Data Parsing: Discourse Forum Scrapper

Xqua · November 22, 2021, 2:02am

Description

Hey, so I created this Discourse Forum Scrapper and made a Network Analysis BoilerPlate jupyter notebook

pulled into main Github with https://github.com/DiamondDAO/dao-research/pull/2

For the fun of it, here’s the current DiamondDAO User network:

Here is the description for others to review:

Discourse scrapper

This script will utilize the Discourse API to gather all the data about user behavior from a discourse forum.

Requirements

requests
json
tqdm
os
argparse
time

Install requierements by using pip with pip install -r requierements.txt

Usage

usage: DiscourseScrapper.py [-h] -b base_url -o out_path [-s category_slug] [-i category_id]

Discourse Forum Parser.

optional arguments:
  -h, --help            show this help message and exit
  -b base_url, --url base_url
                        The base url for the Discourse forum to scrape data from, starting with http:// or https://
  -o out_path, --out out_path
                        The location for the folder containing the result of the scrapping.
  -s category_slug, --slug category_slug
                        IF restricting to one category only, the slug of that category. (requries -i to be set as well)
  -i category_id, --id category_id
                        IF restricting to one category only, the id of that category. (requries -s to be set as well)

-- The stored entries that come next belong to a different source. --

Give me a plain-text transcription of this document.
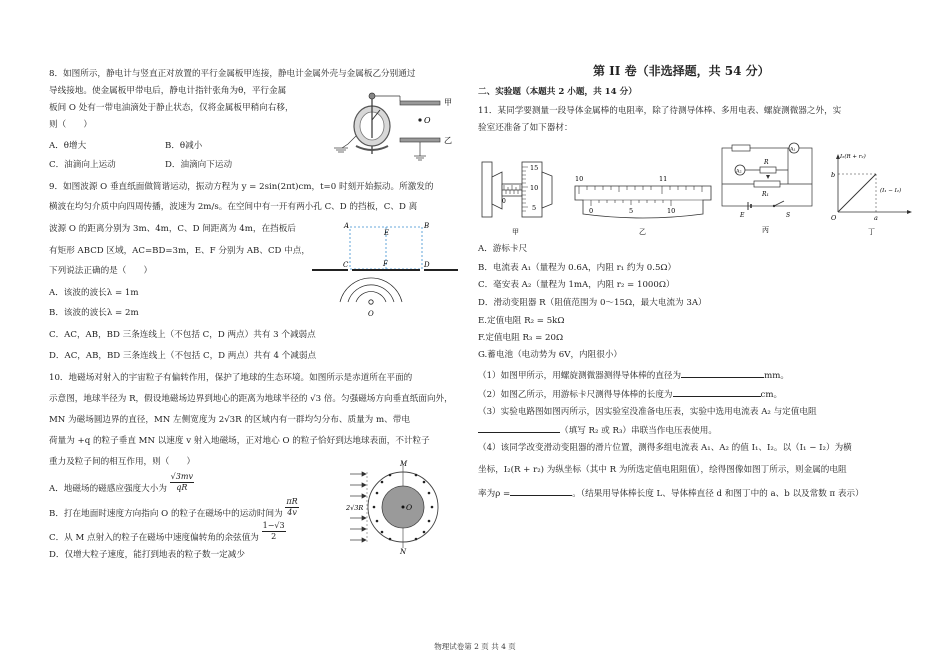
8．如图所示，静电计与竖直正对放置的平行金属板甲连接，静电计金属外壳与金属板乙分别通过
导线接地。使金属板甲带电后，静电计指针张角为θ，平行金属
板间 O 处有一带电油滴处于静止状态，仅将金属板甲稍向右移，
则（　　）
A．θ增大	B．θ减小
C．油滴向上运动	D．油滴向下运动
O
甲
乙
9．如图波源 O 垂直纸面做简谐运动，振动方程为 y = 2sin(2πt)cm，t=0 时刻开始振动。所激发的
横波在均匀介质中向四周传播，波速为 2m/s。在空间中有一开有两小孔 C、D 的挡板，C、D 离
波源 O 的距离分别为 3m、4m，C、D 间距离为 4m，在挡板后
有矩形 ABCD 区域，AC=BD=3m，E、F 分别为 AB、CD 中点，
下列说法正确的是（　　）
A．该波的波长λ = 1m
B．该波的波长λ = 2m
C．AC，AB，BD 三条连线上（不包括 C，D 两点）共有 3 个减弱点
D．AC，AB，BD 三条连线上（不包括 C，D 两点）共有 4 个减弱点
A
E
B
C	F	D
O
10．地磁场对射入的宇宙粒子有偏转作用，保护了地球的生态环境。如图所示是赤道所在平面的
示意图，地球半径为 R，假设地磁场边界到地心的距离为地球半径的 √3 倍。匀强磁场方向垂直纸面向外，
MN 为磁场圆边界的直径，MN 左侧宽度为 2√3R 的区域内有一群均匀分布、质量为 m、带电
荷量为 +q 的粒子垂直 MN 以速度 v 射入地磁场，正对地心 O 的粒子恰好到达地球表面，不计粒子
重力及粒子间的相互作用，则（　　）
A．地磁场的磁感应强度大小为 $\frac{√3mv}{qR}$
B．打在地面时速度方向指向 O 的粒子在磁场中的运动时间为 $\frac{\pi R}{4v}$
C．从 M 点射入的粒子在磁场中速度偏转角的余弦值为 $\frac{1-√3}{2}$
D．仅增大粒子速度，能打到地表的粒子数一定减少
O
M
N
2√3R
第 II 卷（非选择题，共 54 分）
二、实验题（本题共 2 小题，共 14 分）
11．某同学要测量一段导体金属棒的电阻率，除了待测导体棒、多用电表、螺旋测微器之外，实
验室还准备了如下器材：
0
15
10
5
甲
10	11
0	5	10
乙
A₁
A₂
R
R₁
E	S
丙
I₂(R + r₂)
(I₁ − I₂)
b
a
O
丁
A．游标卡尺
B．电流表 A₁（量程为 0.6A，内阻 r₁ 约为 0.5Ω）
C．毫安表 A₂（量程为 1mA，内阻 r₂ = 1000Ω）
D．滑动变阻器 R（阻值范围为 0～15Ω，最大电流为 3A）
E.定值电阻 R₂ = 5kΩ
F.定值电阻 R₃ = 20Ω
G.蓄电池（电动势为 6V，内阻很小）
（1）如图甲所示，用螺旋测微器测得导体棒的直径为	mm。
（2）如图乙所示，用游标卡尺测得导体棒的长度为	cm。
（3）实验电路图如图丙所示，因实验室没准备电压表，实验中选用电流表 A₂ 与定值电阻
（填写 R₂ 或 R₃）串联当作电压表使用。
（4）该同学改变滑动变阻器的滑片位置，测得多组电流表 A₁、A₂ 的值 I₁、I₂。以（I₁ − I₂）为横
坐标，I₂(R + r₂) 为纵坐标（其中 R 为所选定值电阻阻值），绘得图像如图丁所示，则金属的电阻
率为ρ =	。（结果用导体棒长度 L、导体棒直径 d 和图丁中的 a、b 以及常数 π 表示）
物理试卷第 2 页 共 4 页
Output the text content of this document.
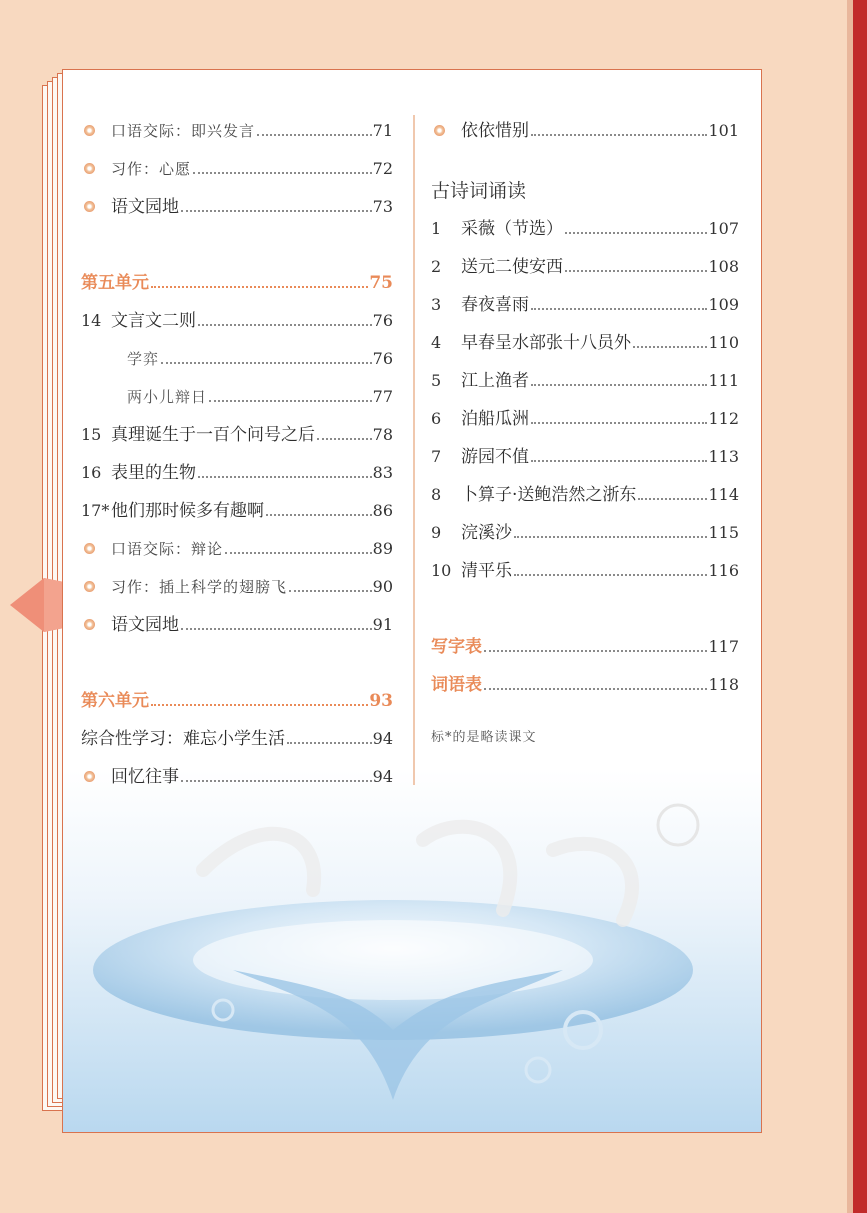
口语交际：即兴发言	71
习作：心愿	72
语文园地	73
第五单元	75
14 文言文二则	76
学弈	76
两小儿辩日	77
15 真理诞生于一百个问号之后	78
16 表里的生物	83
17* 他们那时候多有趣啊	86
口语交际：辩论	89
习作：插上科学的翅膀飞	90
语文园地	91
第六单元	93
综合性学习：难忘小学生活	94
回忆往事	94
依依惜别	101
古诗词诵读
1	采薇（节选）	107
2	送元二使安西	108
3	春夜喜雨	109
4	早春呈水部张十八员外	110
5	江上渔者	111
6	泊船瓜洲	112
7	游园不值	113
8	卜算子·送鲍浩然之浙东	114
9	浣溪沙	115
10 清平乐	116
写字表	117
词语表	118
标*的是略读课文
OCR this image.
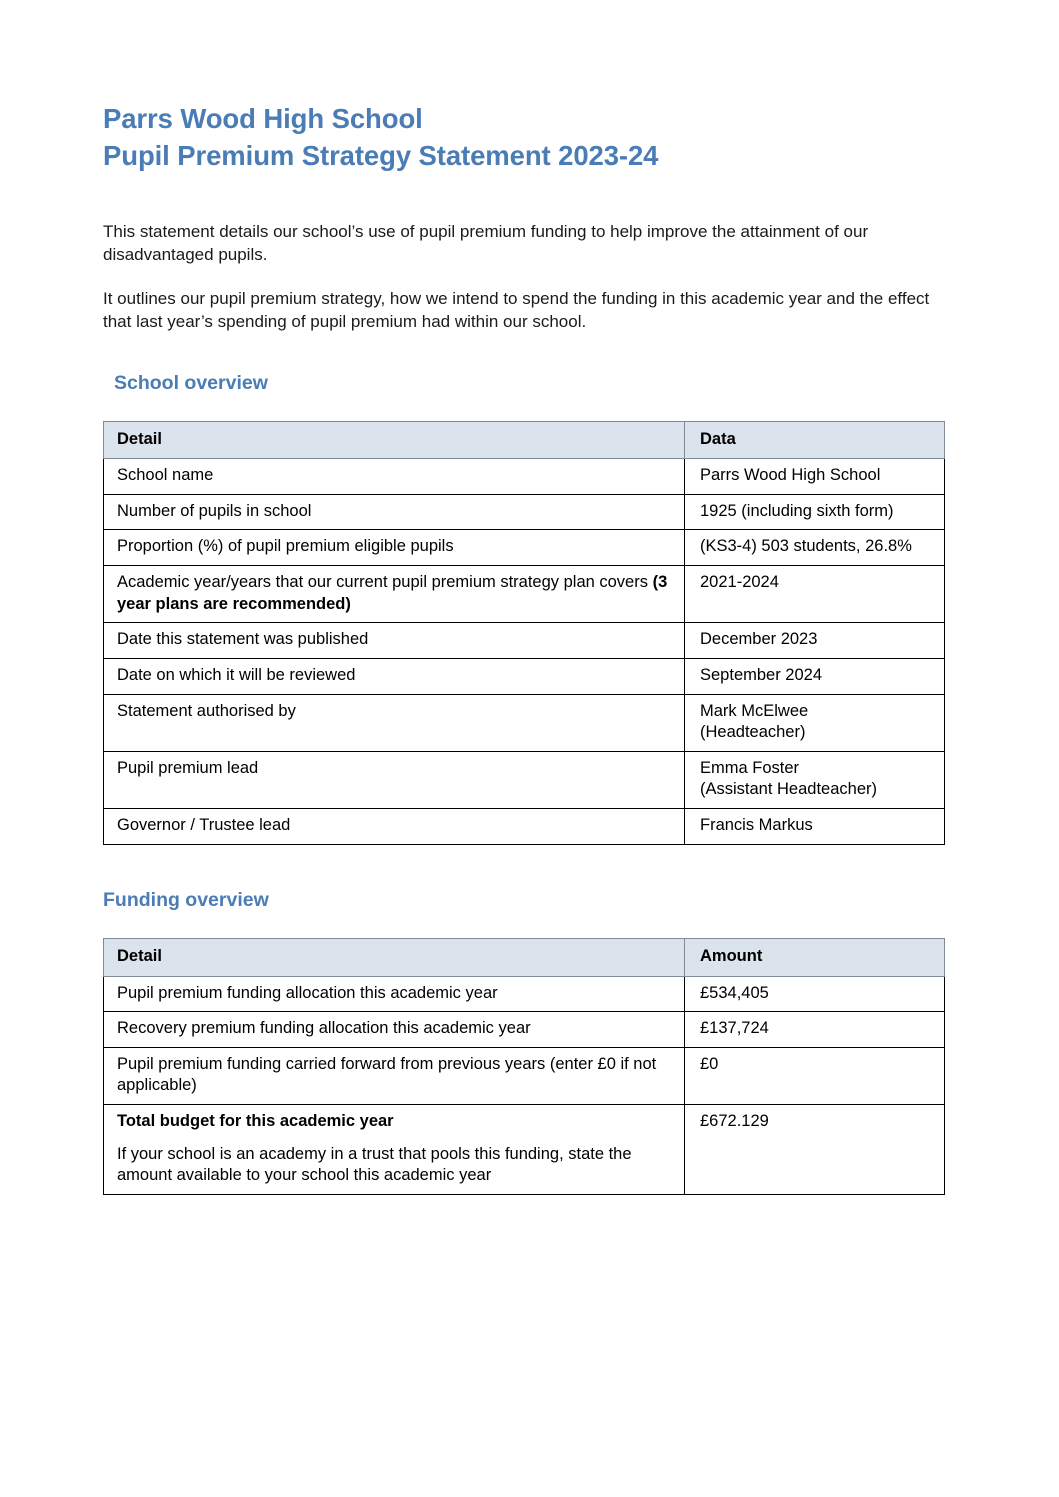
Parrs Wood High School
Pupil Premium Strategy Statement 2023-24

This statement details our school’s use of pupil premium funding to help improve the attainment of our disadvantaged pupils.

It outlines our pupil premium strategy, how we intend to spend the funding in this academic year and the effect that last year’s spending of pupil premium had within our school.

School overview
Detail	Data
School name	Parrs Wood High School
Number of pupils in school	1925 (including sixth form)
Proportion (%) of pupil premium eligible pupils	(KS3-4) 503 students, 26.8%
Academic year/years that our current pupil premium strategy plan covers (3 year plans are recommended)	2021-2024
Date this statement was published	December 2023
Date on which it will be reviewed	September 2024
Statement authorised by	Mark McElwee
(Headteacher)
Pupil premium lead	Emma Foster
(Assistant Headteacher)
Governor / Trustee lead	Francis Markus
Funding overview
Detail	Amount
Pupil premium funding allocation this academic year	£534,405
Recovery premium funding allocation this academic year	£137,724
Pupil premium funding carried forward from previous years (enter £0 if not applicable)	£0
Total budget for this academic year
If your school is an academy in a trust that pools this funding, state the amount available to your school this academic year	£672.129
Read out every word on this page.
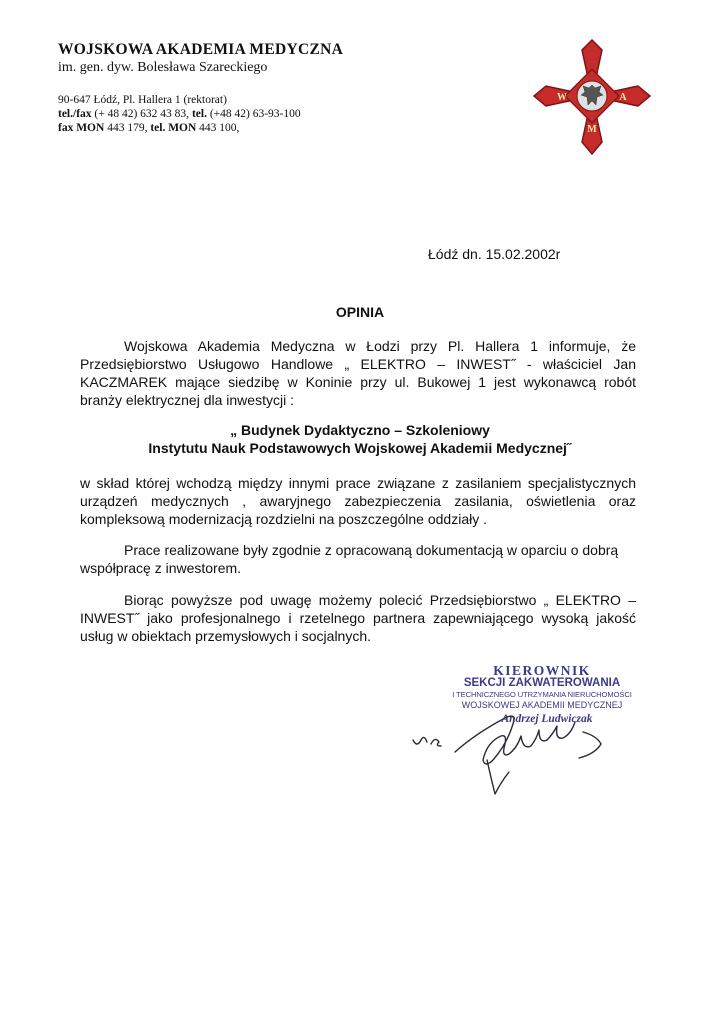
WOJSKOWA AKADEMIA MEDYCZNA
im. gen. dyw. Bolesława Szareckiego
90-647 Łódź, Pl. Hallera 1 (rektorat)
tel./fax (+ 48 42) 632 43 83, tel. (+48 42) 63-93-100
fax MON 443 179, tel. MON 443 100,
W	A
M
Łódź dn. 15.02.2002r
OPINIA
Wojskowa Akademia Medyczna w Łodzi przy Pl. Hallera 1 informuje, że Przedsiębiorstwo Usługowo Handlowe „ ELEKTRO – INWEST˝ - właściciel Jan KACZMAREK mające siedzibę w Koninie przy ul. Bukowej 1 jest wykonawcą robót branży elektrycznej dla inwestycji :
„ Budynek Dydaktyczno – Szkoleniowy
Instytutu Nauk Podstawowych Wojskowej Akademii Medycznej˝
w skład której wchodzą między innymi prace związane z zasilaniem specjalistycznych urządzeń medycznych , awaryjnego zabezpieczenia zasilania, oświetlenia oraz kompleksową modernizacją rozdzielni na poszczególne oddziały .
Prace realizowane były zgodnie z opracowaną dokumentacją w oparciu o dobrą współpracę z inwestorem.
Biorąc powyższe pod uwagę możemy polecić Przedsiębiorstwo „ ELEKTRO – INWEST˝ jako profesjonalnego i rzetelnego partnera zapewniającego wysoką jakość usług w obiektach przemysłowych i socjalnych.
KIEROWNIK
SEKCJI ZAKWATEROWANIA
I TECHNICZNEGO UTRZYMANIA NIERUCHOMOŚCI
WOJSKOWEJ AKADEMII MEDYCZNEJ
Andrzej Ludwiczak
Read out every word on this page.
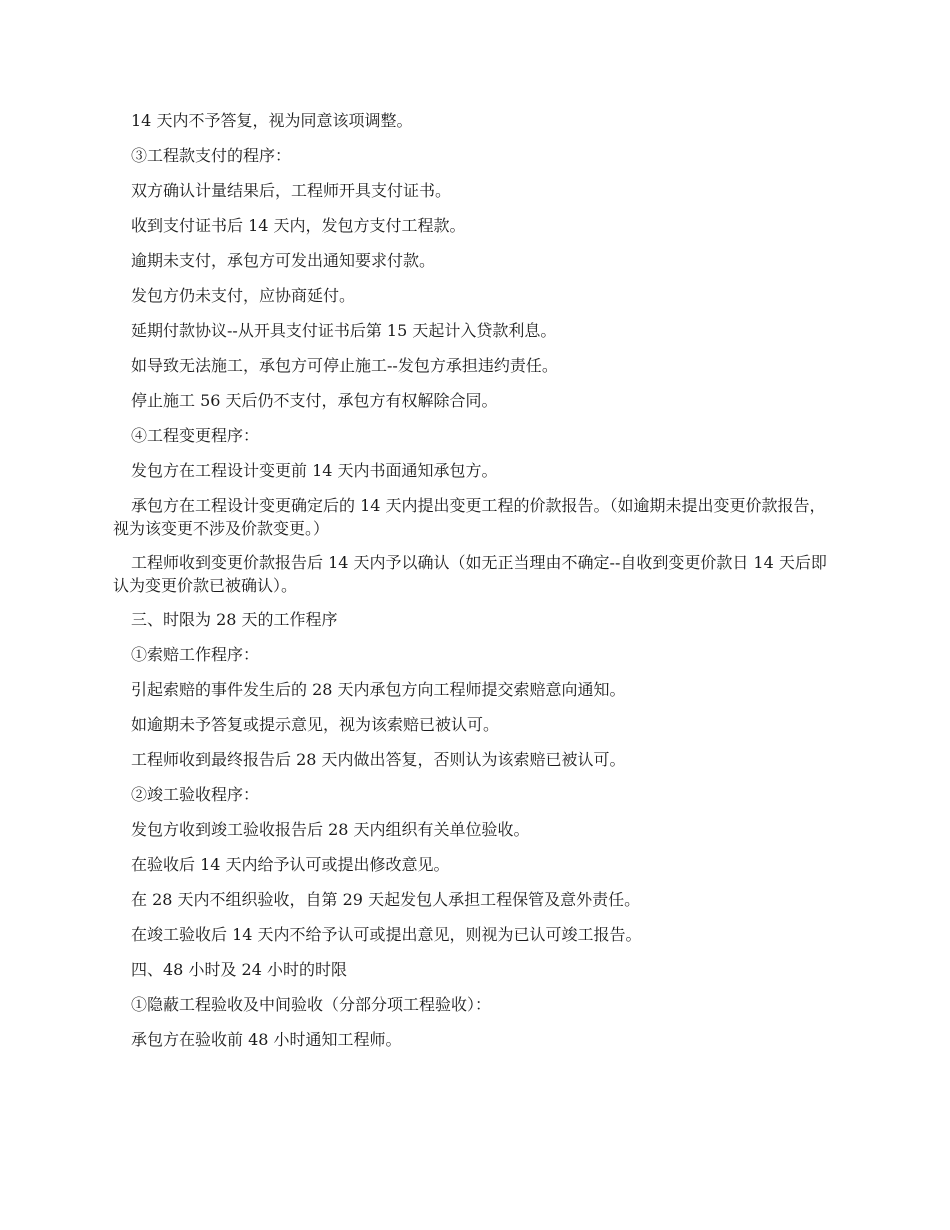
14 天内不予答复，视为同意该项调整。

③工程款支付的程序：

双方确认计量结果后，工程师开具支付证书。

收到支付证书后 14 天内，发包方支付工程款。

逾期未支付，承包方可发出通知要求付款。

发包方仍未支付，应协商延付。

延期付款协议--从开具支付证书后第 15 天起计入贷款利息。

如导致无法施工，承包方可停止施工--发包方承担违约责任。

停止施工 56 天后仍不支付，承包方有权解除合同。

④工程变更程序：

发包方在工程设计变更前 14 天内书面通知承包方。

承包方在工程设计变更确定后的 14 天内提出变更工程的价款报告。（如逾期未提出变更价款报告，视为该变更不涉及价款变更。）

工程师收到变更价款报告后 14 天内予以确认（如无正当理由不确定--自收到变更价款日 14 天后即认为变更价款已被确认）。

三、时限为 28 天的工作程序

①索赔工作程序：

引起索赔的事件发生后的 28 天内承包方向工程师提交索赔意向通知。

如逾期未予答复或提示意见，视为该索赔已被认可。

工程师收到最终报告后 28 天内做出答复，否则认为该索赔已被认可。

②竣工验收程序：

发包方收到竣工验收报告后 28 天内组织有关单位验收。

在验收后 14 天内给予认可或提出修改意见。

在 28 天内不组织验收，自第 29 天起发包人承担工程保管及意外责任。

在竣工验收后 14 天内不给予认可或提出意见，则视为已认可竣工报告。

四、48 小时及 24 小时的时限

①隐蔽工程验收及中间验收（分部分项工程验收）：

承包方在验收前 48 小时通知工程师。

Example usage of the resulting data

This can be foudn in the DiscourseNetwork.ipynb file in the same repository.

API information

All information was found from the main page of the API documentation except for the number of likes which is located here On the forums

massimodutte · April 2, 2024, 7:22am

usage: DiscourseScrapper.py [-h] -b base_url -o out_path [-s category_slug] [-i category_id]

Discourse Forum Parser.

optional arguments:
-h, --help show this help message and exit
-b base_url, --url base_url
The base URL for the Discourse forum to scrape data from, starting with http:// or https://
-o out_path, --out out_path
The location for the folder containing the result of the scraping.
-s category_slug, --slug category_slug
If restricting to one category only, the slug of that category. (requires -i to be set as well)
-i category_id, --id category_id
If restricting to one category only, the ID of that category. (requires -s to be set as well)